La sveglia qui suona prima di quella di Valerio, alle 6, per i prelievi di routine e il martedì per il buco necessario per i fattori di coagulazione (è l’unica occasione in cui non viene utilizzato il cvc o altrimenti detto catetere venoso centrale). Dopo la doccia, il cambio abiti e la terapia, mi hanno chiamata per andare in clinica chirurgica per l’inserimento appunto del cvc. E allora sì che il cuore ha iniziato a dar di matto e la testa a dolere per la tensione. Tutta bardata con i soliti indumenti più il camice azzurro caloroso, ho fatto il viaggio in ambulanza e sono stata parcheggiata nel solito corridoio. Fortunatamente il dottore mi ha fatto entrare subito e ha iniziato il suo iter con i rischi legati all’impianto (il più immediato lo pneumotorace nell’eventualità che avesse toccato la pleure) e la mia apparente calma si è trasformata in ansia vera e propria. Le sue casistiche basate sulle miriadi di impianti fatti non potevano nulla… nessun effetto lenitivo sulle mie extrasistole aumentate di numero. Con l’anestesia locale non ho sentito niente ma non mi muovevo per paura di indurlo in errore e non parlavo per timore di distrarlo. Quando ha insistito perché parlassi l’ho investito di domande. Ho scoperto che il cvc è posizionato all’interno del cuore (meglio non saperle certe cose!) e mi ha spiegato che le terapie non lo danneggiano perché i farmaci vengono immediatamente mandati in circolo, ciò che non avviene nel torrente periferico. Però è inquietante sapere di avere un tubo nel cuore!! Una volta applicato alcuni punti di sutura, non so se a punto croce o a mezzo punto, l’intervento è finito e sono rimasta in attesa dell’ambulanza per circa mezz’ora. Mi ha colpito ciò che mi ha detto il dottore: “ce la devi fare perché si vede che sei una ragazza forte” e il gesto che ha fatto subito dopo mettendomi la sua mano calda sulla testa mi ha in un certo modo rincuorata. Prima di lasciarmi, imprecando perché ancora nessuno veniva a recuperarmi, ha aggiunto: “che Dio ti protegga”.
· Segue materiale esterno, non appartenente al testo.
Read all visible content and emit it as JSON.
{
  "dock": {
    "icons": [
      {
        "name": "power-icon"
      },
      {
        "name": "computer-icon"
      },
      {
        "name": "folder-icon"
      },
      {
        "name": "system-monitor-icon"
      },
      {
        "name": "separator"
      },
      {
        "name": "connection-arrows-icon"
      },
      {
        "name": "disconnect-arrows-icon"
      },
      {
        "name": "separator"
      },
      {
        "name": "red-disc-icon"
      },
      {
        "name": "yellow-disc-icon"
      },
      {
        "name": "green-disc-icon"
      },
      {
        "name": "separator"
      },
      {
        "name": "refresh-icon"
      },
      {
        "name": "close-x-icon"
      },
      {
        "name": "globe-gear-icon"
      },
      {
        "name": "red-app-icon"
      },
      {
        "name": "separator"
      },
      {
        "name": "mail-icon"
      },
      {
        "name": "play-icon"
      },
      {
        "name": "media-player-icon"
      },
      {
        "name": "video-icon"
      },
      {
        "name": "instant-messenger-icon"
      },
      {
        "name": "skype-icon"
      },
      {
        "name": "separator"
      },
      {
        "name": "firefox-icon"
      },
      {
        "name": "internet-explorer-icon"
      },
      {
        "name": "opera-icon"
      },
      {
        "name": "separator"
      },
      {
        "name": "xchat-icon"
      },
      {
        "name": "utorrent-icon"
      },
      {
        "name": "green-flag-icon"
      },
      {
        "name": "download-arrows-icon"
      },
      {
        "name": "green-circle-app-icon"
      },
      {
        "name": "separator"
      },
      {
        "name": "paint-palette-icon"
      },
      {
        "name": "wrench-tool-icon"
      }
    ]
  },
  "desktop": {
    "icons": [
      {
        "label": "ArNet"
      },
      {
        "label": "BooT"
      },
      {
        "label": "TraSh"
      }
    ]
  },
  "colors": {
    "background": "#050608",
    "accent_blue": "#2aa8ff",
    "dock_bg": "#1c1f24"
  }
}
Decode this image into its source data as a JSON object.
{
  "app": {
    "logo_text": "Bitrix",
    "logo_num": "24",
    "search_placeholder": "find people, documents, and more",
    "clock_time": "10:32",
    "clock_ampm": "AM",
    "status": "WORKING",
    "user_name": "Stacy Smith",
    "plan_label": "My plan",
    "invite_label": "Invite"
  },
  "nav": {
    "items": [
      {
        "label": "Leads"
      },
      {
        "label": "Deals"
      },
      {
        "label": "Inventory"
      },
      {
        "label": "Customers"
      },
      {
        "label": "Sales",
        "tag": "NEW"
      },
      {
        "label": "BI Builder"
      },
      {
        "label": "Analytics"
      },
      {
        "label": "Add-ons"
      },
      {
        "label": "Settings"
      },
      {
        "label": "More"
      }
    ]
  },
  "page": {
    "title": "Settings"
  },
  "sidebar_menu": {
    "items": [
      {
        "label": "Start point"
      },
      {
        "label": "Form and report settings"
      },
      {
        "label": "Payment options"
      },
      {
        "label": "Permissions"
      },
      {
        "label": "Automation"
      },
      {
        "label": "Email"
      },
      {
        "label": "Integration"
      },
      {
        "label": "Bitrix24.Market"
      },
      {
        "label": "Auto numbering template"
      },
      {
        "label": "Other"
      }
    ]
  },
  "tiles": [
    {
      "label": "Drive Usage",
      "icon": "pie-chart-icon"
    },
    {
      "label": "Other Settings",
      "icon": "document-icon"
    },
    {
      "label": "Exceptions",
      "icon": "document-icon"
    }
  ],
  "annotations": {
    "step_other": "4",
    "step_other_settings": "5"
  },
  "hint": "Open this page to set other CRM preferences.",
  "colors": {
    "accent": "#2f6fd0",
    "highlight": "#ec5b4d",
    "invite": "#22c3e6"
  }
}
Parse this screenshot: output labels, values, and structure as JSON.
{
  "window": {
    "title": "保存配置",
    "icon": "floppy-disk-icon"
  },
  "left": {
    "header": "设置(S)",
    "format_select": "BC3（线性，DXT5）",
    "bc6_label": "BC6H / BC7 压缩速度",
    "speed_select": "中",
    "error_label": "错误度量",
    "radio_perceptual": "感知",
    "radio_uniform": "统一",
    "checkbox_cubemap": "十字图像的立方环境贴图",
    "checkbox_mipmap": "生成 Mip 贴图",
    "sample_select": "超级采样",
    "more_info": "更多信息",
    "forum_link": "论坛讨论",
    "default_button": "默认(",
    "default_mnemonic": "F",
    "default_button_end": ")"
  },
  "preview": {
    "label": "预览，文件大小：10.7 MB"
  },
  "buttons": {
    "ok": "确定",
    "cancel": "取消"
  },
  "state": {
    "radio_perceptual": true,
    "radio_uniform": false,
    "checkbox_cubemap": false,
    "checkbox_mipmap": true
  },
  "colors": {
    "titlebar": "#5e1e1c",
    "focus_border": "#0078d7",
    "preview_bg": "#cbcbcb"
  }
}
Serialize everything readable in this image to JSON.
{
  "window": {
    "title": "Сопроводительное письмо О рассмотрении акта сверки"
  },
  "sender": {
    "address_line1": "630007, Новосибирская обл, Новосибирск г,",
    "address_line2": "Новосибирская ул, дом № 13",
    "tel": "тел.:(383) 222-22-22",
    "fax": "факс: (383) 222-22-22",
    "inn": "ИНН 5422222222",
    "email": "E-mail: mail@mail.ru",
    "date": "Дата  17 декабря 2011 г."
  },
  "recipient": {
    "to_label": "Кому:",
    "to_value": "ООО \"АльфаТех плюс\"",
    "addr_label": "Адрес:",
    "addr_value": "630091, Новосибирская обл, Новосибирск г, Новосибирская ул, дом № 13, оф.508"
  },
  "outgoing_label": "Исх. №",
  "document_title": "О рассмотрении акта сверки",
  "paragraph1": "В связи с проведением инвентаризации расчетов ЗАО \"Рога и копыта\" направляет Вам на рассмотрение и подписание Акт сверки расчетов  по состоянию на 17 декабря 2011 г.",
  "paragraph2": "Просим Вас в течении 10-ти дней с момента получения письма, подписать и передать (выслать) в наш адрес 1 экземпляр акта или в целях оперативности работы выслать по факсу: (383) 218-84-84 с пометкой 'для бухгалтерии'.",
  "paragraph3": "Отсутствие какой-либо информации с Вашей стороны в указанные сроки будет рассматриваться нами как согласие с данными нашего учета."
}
Finalmente…l’ambulanza e i soliti sguardi indiscreti e fuggevoli della gente in corridoio che osservano una barellata giovane e bardata in modo insolito!
L’ora di pranzo ormai… ho mangiato tutto intiepidito; non che caldo fosse migliore! Con le mie innumerevoli intolleranze a causa dei miei cari amici eosinofili i miei piatti sono tutti sbiaditi e il menù per me prevede sempre: riso o pasta all’olio e minestrina come primi, pollo lesso o arrosto, fettina o medaglione di manzo ai ferri (e giustamente anche poco cotti) come secondi e frutta cotta o purea come dolce! Ah, dimenticavo pane e acqua, rigorosamente naturale.
Dopo pranzo un po’ di tv giusto per passare un po’ il tempo e un sonnellino arrivato più per noia che per stanchezza, visto che il mio pc non può essere connesso alla rete internet ospedaliera per chissà quale arcano motivo. Mi sento isolata da tutti e dal mondo di amici che si sono dotati di webcam per farmi sentire meno sola. Tutto ciò in attesa del pasto delle sei e dell’ora del passo…ah già…non aspetto nessuno perché Valerio non potrà venire per una settimana (fino a sabato) per aver fatto il vaccino antinfluenzale e nemmeno mina e pino influenzati… e meno male dovevano essere loro la mia forza!
Ora sono qui sola col mio pc e la mia musica e alle nove di sera non so già più che fare… A domani!